Still, the niche is growing fast in an industry that is slumping. Forrester Research predicts 3 million e-readers will sell in the U.S. in 2009, and twice as many in 2010.

Sales have been falling for years at Barnes & Noble and other brick-and-mortar booksellers - mainly chief rival Borders Inc., which sells Sony e-readers in some stores - as shoppers turn to online and discount booksellers. The recession also led consumers to slash their spending on discretionary items like books and music.

Barnes & Noble hopes the e-reader and the company's new e-bookstore, launched in July, will boost sales.
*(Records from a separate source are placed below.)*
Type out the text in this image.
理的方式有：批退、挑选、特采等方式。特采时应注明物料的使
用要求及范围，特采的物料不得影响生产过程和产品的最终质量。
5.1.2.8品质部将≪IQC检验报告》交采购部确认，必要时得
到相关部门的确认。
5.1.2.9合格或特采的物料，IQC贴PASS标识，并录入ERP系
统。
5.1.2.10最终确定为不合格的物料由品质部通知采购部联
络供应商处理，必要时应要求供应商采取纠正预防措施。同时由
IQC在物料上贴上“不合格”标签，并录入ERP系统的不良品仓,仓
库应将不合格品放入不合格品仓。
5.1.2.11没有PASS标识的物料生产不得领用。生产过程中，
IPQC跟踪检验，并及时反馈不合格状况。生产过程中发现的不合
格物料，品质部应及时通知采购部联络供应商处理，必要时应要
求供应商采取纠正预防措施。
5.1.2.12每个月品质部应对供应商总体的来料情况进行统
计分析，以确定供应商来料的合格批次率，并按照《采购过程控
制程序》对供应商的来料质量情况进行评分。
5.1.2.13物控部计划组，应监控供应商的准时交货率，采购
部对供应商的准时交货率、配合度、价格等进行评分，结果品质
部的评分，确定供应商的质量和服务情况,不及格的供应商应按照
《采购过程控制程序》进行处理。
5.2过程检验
The e-bookstore, which sells versions of books to read on smart phones and other mobile devices and most personal computers, offers 700,000 books, including the more than half-million offered free by Google Inc. It plans to offer up to 1 million within a year, as well as magazines and newspapers.

Amazon.com meanwhile offers about 350,000 books for the Kindle, and Sony offers about 600,000, including Google's free titles.

When Barnes & Noble launched its e-bookstore, it was to be the exclusive provider of books for a reader from Plastic Logic to be released in 2010. It was not clear Tuesday afternoon whether Plastic Logic makes the e-book soon to be announced.

Barnes & Noble has the advantage that it can feature its e-reader in its stores, said Norris.

"If you buy something from Amazon, you can't touch it first," he said. "Barnes & Noble presumably will have big showcases for these in all of its superstores.... Barnes & Noble, knowing full well that Amazon isn't as big in e-books as it wants people to think, is hoping that the fact they can get consumers to hold a reasonably priced e-book device in their hand ... will target their device to the right people."